Vademecum per essere in regola con le norme del D.Lgs 31/2001

* Il D.Lgs n. 31 del 2 febbraio 2001 comporta degli obblighi per l'Amministratore di Condominio, cui compete il compito di provvedere che l'acqua che fuoriesce dai rubinetti utilizzata per il consumo umano sia "salubre e potabile".
* Il Decreto in discorso recepisce la Direttiva n. 98/83/CE del 3/11/1998 che stabilisce il criterio generale sulle acque destinate al consumo umano per garantirne la salubrità e la pulizia (art. 1).
* Inoltre viene prescritto che le acque destinate al consumo umano non devono contenere nè microrganismi, nè altre sostanze in quantità tali da rappresentare un possibile pericolo per la salute umana (art. 4).
* Viene definito per gli Edifici e le Strutture il Gestore ed il Titolare della Struttura, l'Amministratore di Condominio, il quale deve assicurare che i valori di parametro, fissati nell'Allegato 1 della Legge, siano mantenuti fino al punto in cui l'acqua fuoriesce dal rubinetto.
* é richiesto dal Decreto almeno un controllo delle acque all'anno ed i risultati delle analisi debbono essere conservati obbligatoriamente per 5 anni.
* é necessario un prelievo, al piano terra ed al piano possibilmente più alto in ogni scala del condominio, della quantità di acqua da analizzare, utilizzando recipienti sterili di vetro opaco, od equivalenti.
* Il prelievo sarà eseguito da tecnici qualificati, addestrati nelle modalità di prelievo, in modo tale da tenere integra l'acqua.
* Analisi microbiologica delle acque sarà eseguita presso laboratorio autorizzato, con Certificazione, riconosciuto dal Ministero della Sanità, per la verifica dei parametri prescritti dal D.Lgs n. 31.
* La ricerca dell'Eschirichia Coli viene eseguita soltanto se nel corso dell'analisi standard i valori degli altri elementi, cumulativamente, si presentano ad un livello alto.
* Un'analisi suppletiva per la ricerca della Legionella sarà fatta nei casi in cui:
- l'impianto sia molto vecchio ed i rubinetti si presentino con tracce di corrosione di ruggine;
- l'Amministratore di Condominio faccia presente che l'appartamento è abitato da persone anziane e/o vi siano soggetti immuno-depressi.
* Un'analisi ulteriore potrebbe essere eseguita qualora l'acqua che fuoriesce dal rubinetto si presenti torbida e leggermente di colore opaco anzichè limpida.
- Il Decreto stabilisce i termini per la "messa in conformità" delle acque, cioè aver eseguito le analisi e le eventuali azioni di bonifica, entro il 25 Dicembre 2003 (art. 15).

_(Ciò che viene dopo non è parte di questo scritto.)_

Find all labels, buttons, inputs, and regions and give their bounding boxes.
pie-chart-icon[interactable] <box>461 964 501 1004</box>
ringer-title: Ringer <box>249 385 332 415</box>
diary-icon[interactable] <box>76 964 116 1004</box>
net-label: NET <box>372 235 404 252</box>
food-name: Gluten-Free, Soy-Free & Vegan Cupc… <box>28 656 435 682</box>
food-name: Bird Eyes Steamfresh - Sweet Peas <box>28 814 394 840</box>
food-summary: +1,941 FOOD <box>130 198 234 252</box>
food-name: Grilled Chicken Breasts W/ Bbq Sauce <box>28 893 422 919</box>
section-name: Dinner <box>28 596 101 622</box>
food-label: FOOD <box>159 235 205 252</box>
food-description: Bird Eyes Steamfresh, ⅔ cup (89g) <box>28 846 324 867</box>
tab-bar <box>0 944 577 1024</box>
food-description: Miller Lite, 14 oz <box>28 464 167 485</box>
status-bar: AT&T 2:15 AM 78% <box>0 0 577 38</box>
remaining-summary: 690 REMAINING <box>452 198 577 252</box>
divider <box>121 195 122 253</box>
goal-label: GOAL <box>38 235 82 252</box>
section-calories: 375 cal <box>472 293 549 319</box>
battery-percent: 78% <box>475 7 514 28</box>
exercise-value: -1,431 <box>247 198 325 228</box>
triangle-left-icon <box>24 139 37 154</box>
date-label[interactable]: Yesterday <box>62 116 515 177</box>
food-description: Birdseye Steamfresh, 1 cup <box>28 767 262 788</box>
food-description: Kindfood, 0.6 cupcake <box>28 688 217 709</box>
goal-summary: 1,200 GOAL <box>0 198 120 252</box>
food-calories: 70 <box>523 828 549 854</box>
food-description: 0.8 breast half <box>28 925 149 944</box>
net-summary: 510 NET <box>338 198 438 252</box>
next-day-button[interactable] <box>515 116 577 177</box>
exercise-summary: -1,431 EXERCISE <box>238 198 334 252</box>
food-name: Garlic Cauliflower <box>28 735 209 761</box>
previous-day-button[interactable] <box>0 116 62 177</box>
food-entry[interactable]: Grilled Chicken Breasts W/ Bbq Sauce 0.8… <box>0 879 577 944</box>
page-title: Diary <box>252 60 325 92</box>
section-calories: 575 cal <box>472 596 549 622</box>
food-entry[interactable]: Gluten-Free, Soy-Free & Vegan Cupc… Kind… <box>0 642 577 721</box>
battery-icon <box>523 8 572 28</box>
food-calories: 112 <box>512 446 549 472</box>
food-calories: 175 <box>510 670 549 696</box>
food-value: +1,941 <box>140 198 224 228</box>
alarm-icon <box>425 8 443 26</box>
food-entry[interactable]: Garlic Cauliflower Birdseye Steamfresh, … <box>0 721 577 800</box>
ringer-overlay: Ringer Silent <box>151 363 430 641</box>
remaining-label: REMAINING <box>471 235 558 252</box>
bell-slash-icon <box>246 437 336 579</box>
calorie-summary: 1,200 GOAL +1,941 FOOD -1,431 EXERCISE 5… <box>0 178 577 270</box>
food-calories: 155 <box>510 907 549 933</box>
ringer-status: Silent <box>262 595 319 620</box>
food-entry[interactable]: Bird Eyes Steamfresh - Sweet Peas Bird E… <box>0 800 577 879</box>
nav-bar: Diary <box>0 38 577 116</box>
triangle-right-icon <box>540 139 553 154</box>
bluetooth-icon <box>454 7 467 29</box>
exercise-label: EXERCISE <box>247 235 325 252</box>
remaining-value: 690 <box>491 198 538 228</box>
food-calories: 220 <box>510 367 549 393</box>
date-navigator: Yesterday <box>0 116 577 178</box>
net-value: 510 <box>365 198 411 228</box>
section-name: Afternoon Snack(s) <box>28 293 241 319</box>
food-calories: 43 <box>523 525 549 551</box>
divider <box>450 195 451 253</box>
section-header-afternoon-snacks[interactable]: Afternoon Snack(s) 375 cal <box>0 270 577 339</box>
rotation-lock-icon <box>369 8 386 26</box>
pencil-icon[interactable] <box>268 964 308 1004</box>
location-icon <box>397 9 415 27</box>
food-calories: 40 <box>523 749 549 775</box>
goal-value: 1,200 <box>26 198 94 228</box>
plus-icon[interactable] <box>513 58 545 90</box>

* Elaborazione ed aggiornamento del "Quaderno delle Acque" relativo al Condominio in cui si annotano i punti di prelievo, la data nonchè tutti gli altri dati necessari per l'identificazione.
* Infine l'art. 19 stabilisce la sanzione amministrativa pecuniaria che va da dieci Milioni ad un massimo di cento e venti milioni di vecchie Lire a seconda del tipo di violazione.
* Poichè in caso di esito positivo dell'analisi sarà indispensabile eseguire i lavori di bonifica dell'impianto possibilmente entro la data indicata dal Decreto, del 25 dicembre 2003 (data ultima di scadenza del Decreto) è opportuno eseguire i prelievi il più sollecitamente possibile in modo da rispettare ladata su indicata.